Department of Applied Biology and Chemical Technology, Lo Ka Chung Research Centre for Natural Anti-Cancer Drug Development and State Key Laboratory of Chemical Biology and Drug Discovery, The Hong Kong Polytechnic University, Hung Hom, Kowloon, Hong Kong, China.
Appl Microbiol Biotechnol. 2020 May;104(9):3921-3934. doi: 10.1007/s00253-020-10484-4. Epub 2020 Mar 6.
L-Arginine (L-Arg) depletion has attracted great attention in cancer therapy. Although two types of arginine-depleting enzymes, arginine deiminase (ADI) and human arginase I, are undergoing clinical trials, random site of PEGylation, low efficacy of heavy metal as co-factor, and immunogenicity limit the performance of these drugs and cause difficulty in a homogeneous production. Here we screened ten catalytic metal ions and have successfully produced a site-specific mono-PEGylated human arginase I mutant by conjugating the Cys residue to PEG-maleimide to minimize the decrease in activity and produce a homogeneous product. The catalytic efficiency trend of metal ion-enriched human arginase I mutant (HAI) was Co > Ni ≫ Mn. The overall k/K values of Co-HAI and Ni-HAI were higher than Mn-HAI by ~ 8.7- and ~ 5.2-folds, respectively. Moreover, the results of enzyme kinetics and circular dichroism spectrometry demonstrated that the 20 or 40 kDa linear and branched PEG attached on the HAI surface did not affect the enzyme activity and the protein secondary structures. In vitro studies showed that both Co-HAI-PEG20L and Ni-HAI-PEG20L inhibited the growth of eight types of cancer cell lines. The pharmacodynamic study in mice demonstrated that the i.p. administration of Co-HAI-PEG20L at 13 mg/kg and Ni-HAI-PEG20L at 15 mg/kg was able to maintain a L-Arg level below its detection limit for over 120 h after one injection. The body weights of mice could return to normal levels within 5 days after injection, showing that the doses were well-tolerated. Therefore, both the Ni-HAI-PEG20L and Co-HAI-PEG20L are promising candidates for cancer therapy. KEY POINTS: • Mono-PEGylation applied on human arginase I mutant (HAI) successfully. • The catalytic efficiency of Co- and Ni-enriched HAI was higher than the wild type. • At least eight types of cancer cell lines were inhibited by Co- and Ni-HAI-PEG20L. • Co- and Ni-HAI-PEG20L were able to achieve weekly depletion of L-Arg. Graphical abstract.

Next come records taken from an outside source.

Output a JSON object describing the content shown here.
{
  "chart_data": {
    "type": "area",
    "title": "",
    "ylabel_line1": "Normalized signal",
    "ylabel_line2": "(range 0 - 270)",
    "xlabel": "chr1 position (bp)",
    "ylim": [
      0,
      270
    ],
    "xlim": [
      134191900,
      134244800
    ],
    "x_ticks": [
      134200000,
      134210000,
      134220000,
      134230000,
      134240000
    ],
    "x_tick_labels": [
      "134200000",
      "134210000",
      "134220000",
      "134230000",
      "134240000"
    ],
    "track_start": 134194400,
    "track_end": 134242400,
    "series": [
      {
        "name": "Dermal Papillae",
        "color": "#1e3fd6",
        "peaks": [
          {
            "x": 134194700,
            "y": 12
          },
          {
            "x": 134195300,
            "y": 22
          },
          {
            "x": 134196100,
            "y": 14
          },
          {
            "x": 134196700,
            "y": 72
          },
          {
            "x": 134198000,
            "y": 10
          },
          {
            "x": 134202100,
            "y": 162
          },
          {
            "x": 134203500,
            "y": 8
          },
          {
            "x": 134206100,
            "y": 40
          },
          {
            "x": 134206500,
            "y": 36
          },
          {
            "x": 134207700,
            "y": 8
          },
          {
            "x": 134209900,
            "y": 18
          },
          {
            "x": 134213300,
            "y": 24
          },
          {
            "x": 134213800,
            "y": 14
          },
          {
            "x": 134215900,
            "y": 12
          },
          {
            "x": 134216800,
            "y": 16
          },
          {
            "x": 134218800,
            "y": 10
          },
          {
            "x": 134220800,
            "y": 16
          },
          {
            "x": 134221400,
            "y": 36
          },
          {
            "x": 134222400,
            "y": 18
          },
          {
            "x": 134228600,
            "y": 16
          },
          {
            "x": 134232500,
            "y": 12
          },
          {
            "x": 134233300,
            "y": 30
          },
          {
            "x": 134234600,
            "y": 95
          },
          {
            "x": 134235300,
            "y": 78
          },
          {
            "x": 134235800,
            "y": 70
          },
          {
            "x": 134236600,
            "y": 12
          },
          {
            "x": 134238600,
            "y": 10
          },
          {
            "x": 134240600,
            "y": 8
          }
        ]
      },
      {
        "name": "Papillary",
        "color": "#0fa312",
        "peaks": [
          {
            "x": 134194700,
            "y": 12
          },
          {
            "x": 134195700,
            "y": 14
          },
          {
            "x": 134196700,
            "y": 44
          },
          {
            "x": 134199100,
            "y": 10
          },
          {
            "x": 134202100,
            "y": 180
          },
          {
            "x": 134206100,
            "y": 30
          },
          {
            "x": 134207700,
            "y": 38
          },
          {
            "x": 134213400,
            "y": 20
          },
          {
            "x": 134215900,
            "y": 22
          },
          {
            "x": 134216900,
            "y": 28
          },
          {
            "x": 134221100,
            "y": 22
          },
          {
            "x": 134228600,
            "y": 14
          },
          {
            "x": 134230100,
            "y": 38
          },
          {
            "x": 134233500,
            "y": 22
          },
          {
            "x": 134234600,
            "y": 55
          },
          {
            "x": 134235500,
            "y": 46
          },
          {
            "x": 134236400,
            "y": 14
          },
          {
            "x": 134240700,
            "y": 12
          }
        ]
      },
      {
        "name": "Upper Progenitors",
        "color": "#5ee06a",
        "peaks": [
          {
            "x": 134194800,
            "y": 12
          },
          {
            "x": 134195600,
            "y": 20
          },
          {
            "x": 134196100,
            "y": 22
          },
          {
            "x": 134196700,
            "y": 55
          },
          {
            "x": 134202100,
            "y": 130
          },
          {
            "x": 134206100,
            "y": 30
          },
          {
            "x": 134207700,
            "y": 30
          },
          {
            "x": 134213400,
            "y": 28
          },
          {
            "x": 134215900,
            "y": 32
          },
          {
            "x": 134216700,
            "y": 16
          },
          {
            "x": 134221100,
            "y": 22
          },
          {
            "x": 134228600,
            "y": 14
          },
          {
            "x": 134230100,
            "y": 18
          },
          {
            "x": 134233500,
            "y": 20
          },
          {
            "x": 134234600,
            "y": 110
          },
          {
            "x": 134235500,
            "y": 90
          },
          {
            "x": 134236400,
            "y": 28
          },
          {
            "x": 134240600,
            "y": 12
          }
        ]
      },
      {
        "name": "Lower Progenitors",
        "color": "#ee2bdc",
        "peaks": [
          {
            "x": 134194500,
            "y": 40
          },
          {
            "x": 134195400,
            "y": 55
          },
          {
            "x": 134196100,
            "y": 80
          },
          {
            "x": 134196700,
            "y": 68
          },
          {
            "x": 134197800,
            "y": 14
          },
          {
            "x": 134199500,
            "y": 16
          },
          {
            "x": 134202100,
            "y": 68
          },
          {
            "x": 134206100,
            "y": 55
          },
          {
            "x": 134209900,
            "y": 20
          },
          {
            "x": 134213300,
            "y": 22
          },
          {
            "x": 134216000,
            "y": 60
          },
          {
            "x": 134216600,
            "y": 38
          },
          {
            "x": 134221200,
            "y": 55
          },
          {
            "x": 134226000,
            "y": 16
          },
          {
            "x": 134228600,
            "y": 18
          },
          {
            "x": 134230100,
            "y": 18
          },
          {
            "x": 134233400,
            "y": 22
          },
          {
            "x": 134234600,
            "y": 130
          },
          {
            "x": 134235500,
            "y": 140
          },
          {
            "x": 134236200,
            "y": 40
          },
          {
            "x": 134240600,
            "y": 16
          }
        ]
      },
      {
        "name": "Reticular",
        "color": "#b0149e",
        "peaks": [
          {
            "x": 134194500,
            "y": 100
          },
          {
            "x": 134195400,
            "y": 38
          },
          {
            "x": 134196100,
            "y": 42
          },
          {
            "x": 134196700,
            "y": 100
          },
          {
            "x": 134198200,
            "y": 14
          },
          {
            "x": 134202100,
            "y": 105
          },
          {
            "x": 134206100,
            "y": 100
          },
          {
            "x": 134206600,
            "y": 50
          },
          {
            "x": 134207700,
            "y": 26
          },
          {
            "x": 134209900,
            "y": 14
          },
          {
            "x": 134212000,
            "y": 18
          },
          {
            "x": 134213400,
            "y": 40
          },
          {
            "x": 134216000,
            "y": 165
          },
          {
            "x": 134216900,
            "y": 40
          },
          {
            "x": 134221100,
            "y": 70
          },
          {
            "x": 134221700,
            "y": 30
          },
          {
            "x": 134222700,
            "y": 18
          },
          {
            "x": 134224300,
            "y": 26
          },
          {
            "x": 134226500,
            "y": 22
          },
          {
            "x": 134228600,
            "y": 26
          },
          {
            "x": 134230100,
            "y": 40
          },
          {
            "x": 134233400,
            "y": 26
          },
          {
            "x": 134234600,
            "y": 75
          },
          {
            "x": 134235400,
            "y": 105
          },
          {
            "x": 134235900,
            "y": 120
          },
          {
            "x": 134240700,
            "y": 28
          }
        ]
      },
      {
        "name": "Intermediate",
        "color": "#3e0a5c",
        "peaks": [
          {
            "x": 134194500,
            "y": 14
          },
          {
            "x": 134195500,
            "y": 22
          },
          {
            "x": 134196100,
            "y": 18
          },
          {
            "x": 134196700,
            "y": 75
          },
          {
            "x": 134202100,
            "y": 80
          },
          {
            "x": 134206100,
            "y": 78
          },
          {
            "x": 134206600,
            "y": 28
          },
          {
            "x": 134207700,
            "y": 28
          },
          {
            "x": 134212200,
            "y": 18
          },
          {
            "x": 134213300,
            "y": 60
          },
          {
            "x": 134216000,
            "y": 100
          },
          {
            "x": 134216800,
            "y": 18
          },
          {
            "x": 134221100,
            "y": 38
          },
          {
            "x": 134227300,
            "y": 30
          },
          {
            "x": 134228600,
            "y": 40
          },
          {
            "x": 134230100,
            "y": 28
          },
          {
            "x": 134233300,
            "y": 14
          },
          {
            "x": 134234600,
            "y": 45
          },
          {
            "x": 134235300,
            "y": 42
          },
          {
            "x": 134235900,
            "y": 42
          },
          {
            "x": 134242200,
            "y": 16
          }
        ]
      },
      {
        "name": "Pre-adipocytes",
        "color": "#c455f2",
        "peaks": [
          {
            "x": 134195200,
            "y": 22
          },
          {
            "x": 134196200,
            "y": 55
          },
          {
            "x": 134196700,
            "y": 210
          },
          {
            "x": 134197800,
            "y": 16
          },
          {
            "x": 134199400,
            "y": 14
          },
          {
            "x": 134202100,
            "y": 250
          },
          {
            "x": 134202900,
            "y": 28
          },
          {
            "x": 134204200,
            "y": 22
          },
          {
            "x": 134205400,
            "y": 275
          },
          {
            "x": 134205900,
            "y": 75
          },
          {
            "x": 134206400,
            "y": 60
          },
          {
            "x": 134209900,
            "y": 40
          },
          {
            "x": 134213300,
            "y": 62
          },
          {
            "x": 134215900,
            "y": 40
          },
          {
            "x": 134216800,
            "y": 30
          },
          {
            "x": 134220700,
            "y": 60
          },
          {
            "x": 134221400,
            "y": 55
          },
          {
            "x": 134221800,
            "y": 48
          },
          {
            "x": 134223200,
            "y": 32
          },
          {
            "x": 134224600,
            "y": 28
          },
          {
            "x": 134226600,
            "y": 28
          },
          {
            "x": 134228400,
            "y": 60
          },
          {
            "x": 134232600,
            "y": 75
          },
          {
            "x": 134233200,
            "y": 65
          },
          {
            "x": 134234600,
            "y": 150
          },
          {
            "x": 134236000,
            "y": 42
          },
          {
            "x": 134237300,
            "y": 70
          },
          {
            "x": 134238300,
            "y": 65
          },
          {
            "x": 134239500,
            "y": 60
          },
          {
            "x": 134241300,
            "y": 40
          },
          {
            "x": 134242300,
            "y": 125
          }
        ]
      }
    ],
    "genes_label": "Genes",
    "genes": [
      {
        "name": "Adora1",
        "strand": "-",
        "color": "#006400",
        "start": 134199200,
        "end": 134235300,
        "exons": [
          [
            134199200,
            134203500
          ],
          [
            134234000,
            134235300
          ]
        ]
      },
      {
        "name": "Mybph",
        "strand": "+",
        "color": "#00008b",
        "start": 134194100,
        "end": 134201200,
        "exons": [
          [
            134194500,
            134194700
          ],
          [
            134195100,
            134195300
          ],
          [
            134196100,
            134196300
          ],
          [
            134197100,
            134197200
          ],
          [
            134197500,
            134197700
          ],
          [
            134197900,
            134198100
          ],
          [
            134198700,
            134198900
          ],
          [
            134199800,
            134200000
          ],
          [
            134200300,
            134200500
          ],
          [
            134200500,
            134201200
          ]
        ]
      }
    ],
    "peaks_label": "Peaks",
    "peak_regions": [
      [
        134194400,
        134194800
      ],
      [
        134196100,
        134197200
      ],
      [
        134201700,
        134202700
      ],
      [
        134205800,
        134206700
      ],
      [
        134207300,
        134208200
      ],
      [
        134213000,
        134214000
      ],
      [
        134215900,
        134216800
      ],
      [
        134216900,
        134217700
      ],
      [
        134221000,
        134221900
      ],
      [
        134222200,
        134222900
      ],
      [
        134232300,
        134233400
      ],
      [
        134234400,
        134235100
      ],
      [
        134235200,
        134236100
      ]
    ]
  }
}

精氨酸(L-Arg)耗竭在癌症治疗中引起了广泛关注。虽然两种精氨酸耗竭酶,即精氨酸脱亚氨酶(ADI)和人精氨酸酶 I,正在进行临床试验,但随机的 PEG 化位点、重金属作为辅助因子的低效率和免疫原性限制了这些药物的性能,并导致均相生产困难。在这里,我们筛选了十种催化金属离子,并通过将半胱氨酸残基与 PEG-马来酰亚胺缀合,成功地生产了一种定点单 PEG 化的人精氨酸酶 I 突变体,从而最小化活性降低并产生均相产物。富含金属离子的人精氨酸酶 I 突变体(HAI)的催化效率趋势为 Co>Ni≫Mn。Co-HAI 和 Ni-HAI 的总体 k/K 值分别比 Mn-HAI 高约 8.7-和 5.2 倍。此外,酶动力学和圆二色性光谱的结果表明,20 或 40 kDa 的线性和支链 PEG 附着在 HAI 表面上不会影响酶活性和蛋白质二级结构。体外研究表明,Co-HAI-PEG20L 和 Ni-HAI-PEG20L 均抑制了八种类型的癌细胞系的生长。在小鼠中的药效学研究表明,Co-HAI-PEG20L 以 13 mg/kg 和 Ni-HAI-PEG20L 以 15 mg/kg 的剂量腹腔注射一次后,能够将 L-Arg 水平维持在检测限以下超过 120 小时。注射后 5 天内,小鼠体重可恢复正常水平,表明这些剂量可耐受。因此,Ni-HAI-PEG20L 和 Co-HAI-PEG20L 都是很有前途的癌症治疗候选药物。关键点:• 成功应用于人精氨酸酶 I 突变体(HAI)的单 PEG 化。• Co 和 Ni 富集的 HAI 的催化效率高于野生型。• Co 和 Ni-HAI-PEG20L 抑制至少八种类型的癌细胞系。• Co 和 Ni-HAI-PEG20L 能够实现每周 L-Arg 的耗竭。